Publicado em A Folha de São Paulo, 06/05/1989
Assegurar direitos e barrar violências
A PERGUNTA DA FOLHA
VOCÊ APÓIA A DECISÃO DO PRESIDENTE SARNEY DE ESTABELECER REGRAS PARA O EXERCÍCIO DO DIREITO DE GREVE?
Em boa hora o presidente da República decidiu estabelecer alguns limites para o exercício do direito de greve por parte dos trabalhadores e de seus sindicatos. O país marchava para o caos: só na "Nova República" foram mais de 7.500 greves.
Nestes 4 meses de 1989 tivemos quase mil greves e, com isso, perdemos mais de 30 milhões de jornadas de trabalho! Se a crise é grave trabalhando, o que será se pararmos de trabalhar?
Além dessa explosão quantitativa, o Brasil tem experimentado uma escalada da violência nos movimentos sindicais. No pressuposto de se exercer o direito de greve, inúmeros outros direitos vinham sendo frontalmente violados. As últimas seis semanas foram marcadas pela depredação generalizada de ônibus urbanos por ocasião da greve geral, a ocupação selvagem da Mannesmann, a derrubada da torre de alta tensão da Cemig, o desabastecimento de água de Curitiba devido ao desligamento da energia elétrica provocado pelos grevistas da Copel, o comprometimento dos fornos da Philips devido ao impedimento da entrada de nitrogênio, o estouro da bomba na agência do Bradesco em Recife e tantos outros atos lamentáveis de vandalismo que não podem ser justificados em um país que pretende ser democrático.
É comum ouvir-se de alguns dirigentes sindicais extremados que maior violência é o aviltamento salarial que atinge a grande maioria dos assalariados brasileiros. Sem dúvida. Ninguém pode ignorar a acelerada deterioração do poder aquisitivo dos trabalhadores brasileiros. Estamos chegando nos limites do tolerável e, se nada for feito, o caos social poderá dominar o Brasil.
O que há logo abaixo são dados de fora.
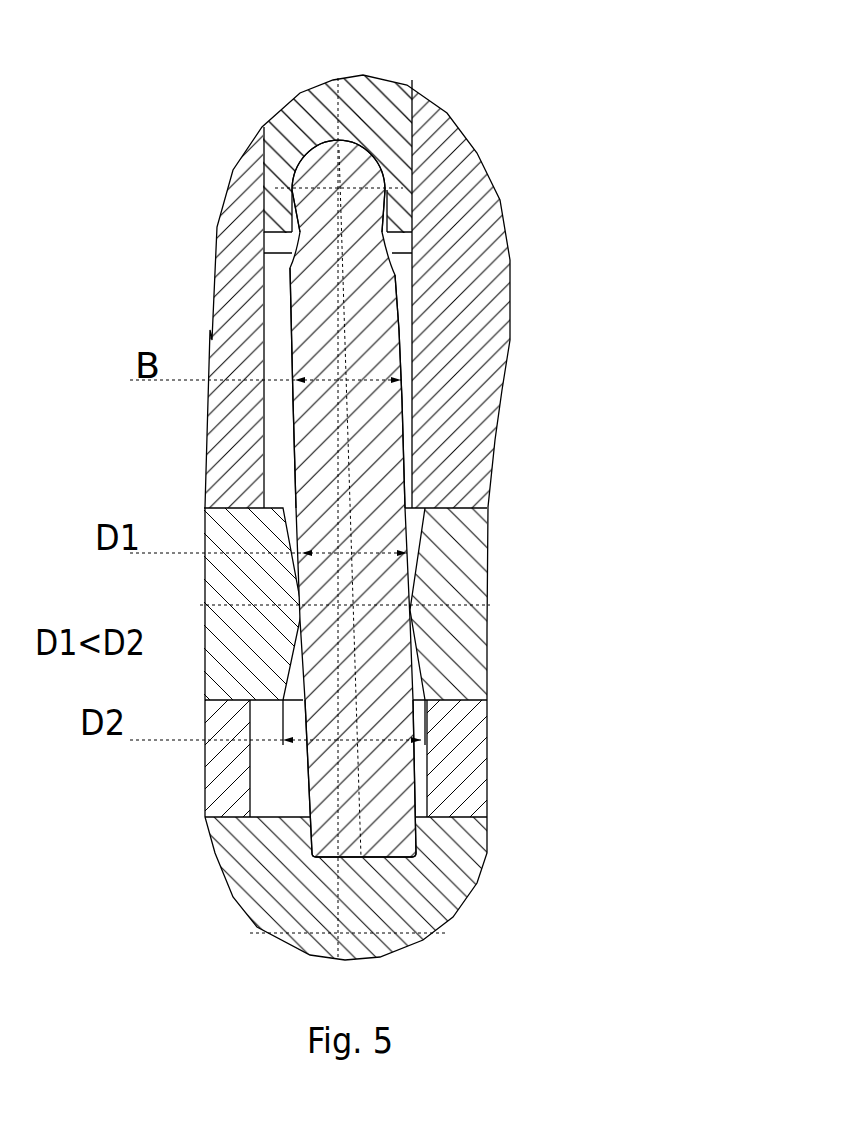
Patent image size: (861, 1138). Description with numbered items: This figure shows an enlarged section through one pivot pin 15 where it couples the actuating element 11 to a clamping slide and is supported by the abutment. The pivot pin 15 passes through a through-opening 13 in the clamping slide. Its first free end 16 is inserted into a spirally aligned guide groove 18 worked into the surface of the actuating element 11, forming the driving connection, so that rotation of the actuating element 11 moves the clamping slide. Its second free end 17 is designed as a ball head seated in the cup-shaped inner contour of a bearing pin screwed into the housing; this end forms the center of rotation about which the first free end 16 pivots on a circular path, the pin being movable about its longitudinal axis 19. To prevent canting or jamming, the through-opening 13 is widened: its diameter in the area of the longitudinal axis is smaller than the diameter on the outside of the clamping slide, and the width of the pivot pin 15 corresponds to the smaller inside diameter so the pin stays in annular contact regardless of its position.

The actuating element 11 is at (258, 928).
The through-opening 13 is at (423, 680).
The pivot pin 15 is at (383, 333).
The first free end 16 is at (393, 840).
The second free end 17 is at (365, 180).
The guide groove 18 is at (447, 870).
The longitudinal axis 19 is at (350, 478).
Mas, trabalhadores, empresários e governo precisam encontrar soluções para seus problemas por meio do entendimento. Havendo intransigência dos empresários e governantes, a Coonstituição Federal assegura aos trabalhadores o direito de parar de trabalhar e, com isso, pressionar as partes a encontrarem medidas mais satisfatórias. Mas, nesse campo, é inadmissível a coação, a ameaça, o vandalismo e a violência física ou moral.
A própria Constituição federal prevê que os abusos no exercício do direito de greve serão punidos. A medida provisória nº 50 regulamentou sabiamente esse conceito, ao considerar abusivos a ocupação de estabelecimentos produtivos, o uso dos profissionais de piquetes (estranhos), a ameaça contra a pessoa, o incitamento à desobediência, e o impedimento da liberdade de trabalhar. Todos esses comportamentos constituem abusos (aqui ou em qualquer democracia) e, como tal, não podem proliferar. Afinal, seria absurdo que o exercício do direito de greve viesse a anular o direito de propriedade ou esterelizar o direito à integridade física e moral de quem deseja trabalhar.
O Brasil deu um grande passo à frente ao aprovar uma Carta Constitucional que assegura de modo prioritário os direitos individuais. Logo em seguida, a mesma Constituição, estabeleceu novos direitos sociais. Mas o exercício destes não implica a anulação daqueles. Ao contrário, os brasileiros terão de acomodar na prática os interesses eventualmente conflitantes. Empregados e empregadores haverão de aprender a usar os direitos conquistados respeitando fielmente os direitos de seus companheiros. Sim, porque capital e trabalho, longe de serem forças autodestrutivas são sócios no mesmo empreendimento. De nada vale o capital sem o trabalho. O que fazer com o trabalho quando não há empregos?
A terrível crise distributiva do Brasil terá de ser resolvida na base de entendimentos e até de embates entre trabalhadores e empresários mas jamais na base da coação ou da força. Tenho certeza de que o Congresso Nacional será o primeiro a reconhecer a importância de se estabelecer regras do jogo claras para se assegurar o exercício simultâneo do direito de greve e dos demais direitos recém-aprovados na nova Constituição.